M.B.: A los quince años leí por primera vez, gracias a mi papá, El origen de la tristeza de Pablo Ramos. Esa novela me hizo descubrir que se podía transmitir profundidad con palabras sencillas, con situaciones cercanas, que la única manera legítima de escribir no era imitando el vocabulario de las traducciones de las obras clásicas. A los 19 años me animé a sumarme al taller de Pablo en La Paternal. Me formé ahí durante diez años. Eso me cambió la vida, sin dudas, porque me permitió darle a la escritura el peso y valor vocacional que tanto quería.

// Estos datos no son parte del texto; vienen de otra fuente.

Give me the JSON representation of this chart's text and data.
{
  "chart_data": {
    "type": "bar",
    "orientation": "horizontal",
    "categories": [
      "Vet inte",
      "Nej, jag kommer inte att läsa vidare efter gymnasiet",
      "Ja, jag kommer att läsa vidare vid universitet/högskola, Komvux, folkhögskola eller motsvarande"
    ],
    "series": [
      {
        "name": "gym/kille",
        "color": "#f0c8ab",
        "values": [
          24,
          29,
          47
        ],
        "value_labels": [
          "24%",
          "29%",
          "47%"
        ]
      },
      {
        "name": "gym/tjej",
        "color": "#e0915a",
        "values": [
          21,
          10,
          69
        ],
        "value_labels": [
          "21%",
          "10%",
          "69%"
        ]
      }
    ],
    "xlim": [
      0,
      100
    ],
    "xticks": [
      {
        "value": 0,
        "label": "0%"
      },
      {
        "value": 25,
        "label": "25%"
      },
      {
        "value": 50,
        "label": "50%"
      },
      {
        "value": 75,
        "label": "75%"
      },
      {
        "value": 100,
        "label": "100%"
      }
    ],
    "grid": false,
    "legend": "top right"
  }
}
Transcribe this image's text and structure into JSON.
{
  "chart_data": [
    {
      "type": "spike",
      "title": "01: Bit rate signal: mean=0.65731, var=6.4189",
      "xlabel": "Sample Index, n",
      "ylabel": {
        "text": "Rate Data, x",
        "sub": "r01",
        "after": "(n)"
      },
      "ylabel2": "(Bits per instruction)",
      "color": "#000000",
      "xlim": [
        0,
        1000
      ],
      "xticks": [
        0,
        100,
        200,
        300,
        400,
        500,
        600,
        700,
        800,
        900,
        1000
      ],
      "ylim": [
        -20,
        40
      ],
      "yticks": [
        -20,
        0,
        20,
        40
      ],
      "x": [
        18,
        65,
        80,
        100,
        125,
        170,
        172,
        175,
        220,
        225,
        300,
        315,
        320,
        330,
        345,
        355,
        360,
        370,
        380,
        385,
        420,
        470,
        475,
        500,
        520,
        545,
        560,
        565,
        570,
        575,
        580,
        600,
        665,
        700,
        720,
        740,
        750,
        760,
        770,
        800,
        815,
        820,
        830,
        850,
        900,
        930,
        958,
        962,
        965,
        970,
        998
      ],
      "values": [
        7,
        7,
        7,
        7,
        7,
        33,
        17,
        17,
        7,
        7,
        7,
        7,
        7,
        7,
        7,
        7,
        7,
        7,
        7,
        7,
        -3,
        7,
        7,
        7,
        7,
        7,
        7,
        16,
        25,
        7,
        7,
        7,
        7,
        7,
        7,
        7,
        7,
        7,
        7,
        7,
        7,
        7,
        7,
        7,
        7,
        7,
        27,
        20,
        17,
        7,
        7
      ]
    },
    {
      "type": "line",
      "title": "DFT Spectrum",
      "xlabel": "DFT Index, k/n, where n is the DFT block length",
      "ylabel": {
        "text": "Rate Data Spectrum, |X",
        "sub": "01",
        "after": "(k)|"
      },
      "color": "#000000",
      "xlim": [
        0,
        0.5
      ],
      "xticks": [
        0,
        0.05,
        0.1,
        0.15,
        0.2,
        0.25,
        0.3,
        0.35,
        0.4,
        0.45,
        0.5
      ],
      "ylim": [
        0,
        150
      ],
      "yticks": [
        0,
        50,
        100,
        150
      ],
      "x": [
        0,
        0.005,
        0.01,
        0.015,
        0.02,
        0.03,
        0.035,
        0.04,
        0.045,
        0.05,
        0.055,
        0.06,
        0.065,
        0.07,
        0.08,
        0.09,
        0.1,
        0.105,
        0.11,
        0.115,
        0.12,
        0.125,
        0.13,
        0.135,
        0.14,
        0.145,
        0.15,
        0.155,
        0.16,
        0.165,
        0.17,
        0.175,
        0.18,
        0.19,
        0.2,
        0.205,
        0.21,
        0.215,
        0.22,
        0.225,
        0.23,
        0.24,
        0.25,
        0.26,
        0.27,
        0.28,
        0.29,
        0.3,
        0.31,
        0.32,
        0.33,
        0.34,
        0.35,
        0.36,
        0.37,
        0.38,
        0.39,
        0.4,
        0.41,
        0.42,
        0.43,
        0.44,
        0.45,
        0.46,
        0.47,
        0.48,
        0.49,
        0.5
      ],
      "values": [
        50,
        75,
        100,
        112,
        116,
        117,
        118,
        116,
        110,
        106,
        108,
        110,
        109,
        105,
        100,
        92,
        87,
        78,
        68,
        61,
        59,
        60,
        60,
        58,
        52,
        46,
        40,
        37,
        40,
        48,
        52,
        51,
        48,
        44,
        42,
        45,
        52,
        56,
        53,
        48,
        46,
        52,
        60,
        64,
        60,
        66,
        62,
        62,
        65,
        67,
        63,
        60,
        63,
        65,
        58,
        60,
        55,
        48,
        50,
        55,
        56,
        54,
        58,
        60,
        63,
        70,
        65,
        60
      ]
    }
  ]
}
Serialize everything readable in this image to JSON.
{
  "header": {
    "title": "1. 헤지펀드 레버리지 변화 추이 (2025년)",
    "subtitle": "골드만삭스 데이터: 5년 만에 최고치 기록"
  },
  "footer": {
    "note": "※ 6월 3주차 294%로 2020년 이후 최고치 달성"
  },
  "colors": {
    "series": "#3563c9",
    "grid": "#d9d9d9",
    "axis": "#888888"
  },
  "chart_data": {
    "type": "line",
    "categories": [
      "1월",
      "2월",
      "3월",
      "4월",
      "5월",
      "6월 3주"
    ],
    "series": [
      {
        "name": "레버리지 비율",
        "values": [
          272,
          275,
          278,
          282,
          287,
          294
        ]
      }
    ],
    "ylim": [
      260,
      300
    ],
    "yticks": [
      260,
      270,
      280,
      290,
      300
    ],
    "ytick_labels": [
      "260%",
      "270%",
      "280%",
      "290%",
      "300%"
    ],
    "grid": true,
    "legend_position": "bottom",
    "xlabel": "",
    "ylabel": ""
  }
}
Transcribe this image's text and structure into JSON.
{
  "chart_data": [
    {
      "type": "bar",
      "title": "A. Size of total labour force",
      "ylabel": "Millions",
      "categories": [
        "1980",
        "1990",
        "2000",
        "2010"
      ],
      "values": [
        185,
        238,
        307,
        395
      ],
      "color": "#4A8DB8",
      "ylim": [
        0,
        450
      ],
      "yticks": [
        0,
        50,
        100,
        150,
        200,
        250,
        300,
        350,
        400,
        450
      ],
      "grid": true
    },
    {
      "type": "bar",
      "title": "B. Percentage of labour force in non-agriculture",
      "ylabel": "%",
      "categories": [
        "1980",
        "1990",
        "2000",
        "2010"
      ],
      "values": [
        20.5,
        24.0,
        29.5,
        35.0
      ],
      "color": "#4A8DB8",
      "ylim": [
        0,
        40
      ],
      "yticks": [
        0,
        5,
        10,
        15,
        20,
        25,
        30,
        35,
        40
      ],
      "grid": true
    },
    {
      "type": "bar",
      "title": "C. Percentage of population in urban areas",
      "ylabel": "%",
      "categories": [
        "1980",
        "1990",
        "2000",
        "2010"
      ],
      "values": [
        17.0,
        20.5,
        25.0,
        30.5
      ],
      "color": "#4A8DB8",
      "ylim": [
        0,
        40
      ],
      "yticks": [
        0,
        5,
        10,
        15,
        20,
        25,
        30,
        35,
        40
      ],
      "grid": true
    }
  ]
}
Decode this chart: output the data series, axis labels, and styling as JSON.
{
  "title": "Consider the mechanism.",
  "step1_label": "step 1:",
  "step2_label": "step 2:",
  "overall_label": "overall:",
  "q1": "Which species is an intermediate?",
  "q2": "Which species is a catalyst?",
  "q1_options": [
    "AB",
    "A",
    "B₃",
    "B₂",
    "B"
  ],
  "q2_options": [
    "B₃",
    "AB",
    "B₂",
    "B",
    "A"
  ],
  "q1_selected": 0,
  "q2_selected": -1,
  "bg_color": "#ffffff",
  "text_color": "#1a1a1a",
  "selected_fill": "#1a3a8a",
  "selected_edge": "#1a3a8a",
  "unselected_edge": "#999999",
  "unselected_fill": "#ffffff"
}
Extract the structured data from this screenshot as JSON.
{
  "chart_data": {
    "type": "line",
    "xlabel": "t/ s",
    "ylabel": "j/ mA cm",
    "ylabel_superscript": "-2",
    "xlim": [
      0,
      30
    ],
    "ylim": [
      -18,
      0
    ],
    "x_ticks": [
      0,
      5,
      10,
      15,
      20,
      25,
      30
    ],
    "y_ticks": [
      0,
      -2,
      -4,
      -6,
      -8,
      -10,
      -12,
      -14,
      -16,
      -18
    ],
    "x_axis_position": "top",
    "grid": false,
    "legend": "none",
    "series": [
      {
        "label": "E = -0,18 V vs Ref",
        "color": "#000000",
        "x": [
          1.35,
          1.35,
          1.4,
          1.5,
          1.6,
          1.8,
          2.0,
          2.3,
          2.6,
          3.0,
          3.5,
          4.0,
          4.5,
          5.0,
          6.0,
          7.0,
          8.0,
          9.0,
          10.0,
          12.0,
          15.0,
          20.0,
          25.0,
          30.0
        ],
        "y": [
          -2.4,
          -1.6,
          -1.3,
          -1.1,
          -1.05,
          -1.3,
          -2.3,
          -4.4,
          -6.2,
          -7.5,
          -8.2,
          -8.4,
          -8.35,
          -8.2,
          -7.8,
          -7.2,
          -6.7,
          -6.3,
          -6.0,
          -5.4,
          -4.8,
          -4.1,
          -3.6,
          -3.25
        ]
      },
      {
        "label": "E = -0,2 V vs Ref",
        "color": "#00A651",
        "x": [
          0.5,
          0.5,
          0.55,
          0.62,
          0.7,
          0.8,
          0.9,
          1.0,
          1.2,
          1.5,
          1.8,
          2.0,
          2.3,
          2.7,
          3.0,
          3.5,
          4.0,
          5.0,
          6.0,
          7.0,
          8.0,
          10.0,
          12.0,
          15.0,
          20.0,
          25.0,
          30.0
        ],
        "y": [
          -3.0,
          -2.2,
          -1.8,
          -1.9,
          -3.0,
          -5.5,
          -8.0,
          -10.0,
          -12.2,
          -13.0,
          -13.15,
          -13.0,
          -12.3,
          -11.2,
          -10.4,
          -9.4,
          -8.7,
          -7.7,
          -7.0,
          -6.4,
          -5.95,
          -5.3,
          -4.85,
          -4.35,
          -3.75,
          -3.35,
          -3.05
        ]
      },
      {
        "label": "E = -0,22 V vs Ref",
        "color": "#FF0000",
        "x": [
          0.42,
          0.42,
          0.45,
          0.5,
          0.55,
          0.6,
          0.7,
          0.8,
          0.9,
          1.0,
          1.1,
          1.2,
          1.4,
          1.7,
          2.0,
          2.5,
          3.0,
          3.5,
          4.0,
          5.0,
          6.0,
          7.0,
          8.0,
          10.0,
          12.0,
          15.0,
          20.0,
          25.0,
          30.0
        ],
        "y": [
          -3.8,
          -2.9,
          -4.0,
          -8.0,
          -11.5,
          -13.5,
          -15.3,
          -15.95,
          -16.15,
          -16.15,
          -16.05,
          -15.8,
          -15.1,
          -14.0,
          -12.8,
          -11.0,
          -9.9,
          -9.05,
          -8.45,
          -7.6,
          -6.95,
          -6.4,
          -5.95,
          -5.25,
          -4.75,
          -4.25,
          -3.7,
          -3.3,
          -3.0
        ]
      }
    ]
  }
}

Nos sentábamos alrededor de una mesa de vidrio y escuchábamos atentamente la lectura del compañero o compañera. Después se hacían críticas sobre la motivación, el contexto y la estructura del texto. La primera vez que leí llevé una primerísima versión del cuento “Como una rata” que había escrito a los dieciséis años, sentado en un banquito en la cocina de casa. Era un mamotreto de 18 páginas a espacio simple. Leí durante unos largos cuarenta y cinco minutos. Las devoluciones me golpearon. Para mi maestro y compañeros, el protagonista era sensible y había una historia de amor que estaba evitando contar. Así que anoté todas las observaciones y las apliqué minuciosamente hasta tener un nuevo borrador de 13 páginas, que seguí puliendo durante años.

APU: ¿Qué pensás que fue lo más importante de aquella experiencia del taller?

M.B.: En el taller de Pablo se trabajan los textos con seriedad, se comentan con una honestidad que revuelve el ego y derrumba las pretensiones, para que quede sencillamente lo que uno mejor puede hacer como artista. Por supuesto que se le presta atención a lo técnico, pero se le da prioridad a la motivación, a encontrar qué del propio mundo interno se está queriendo entregar en la hoja, incluso aunque uno ni siquiera se haya propuesto hacerlo. Se insiste en eso con una crítica que va de frente y con la guía del diario personal.

Es clave comprender que la escritura se completa en la escucha del otro y eso es lo que Pablo enseña: aparta al principio el problema de las comas mal puestas y las faltas ortográficas y se dedica con toda la cabeza a escuchar más allá de la superficialidad del texto, a encontrar a la persona que fracasa en comunicar lo incomunicable. El taller me hizo encontrar con compañeros y compañeras escritores y construir amistades valiosas, como la que aún tengo con Nuria Rodríguez, con quien luego iniciamos nuestro propio equipo de taller de escritura.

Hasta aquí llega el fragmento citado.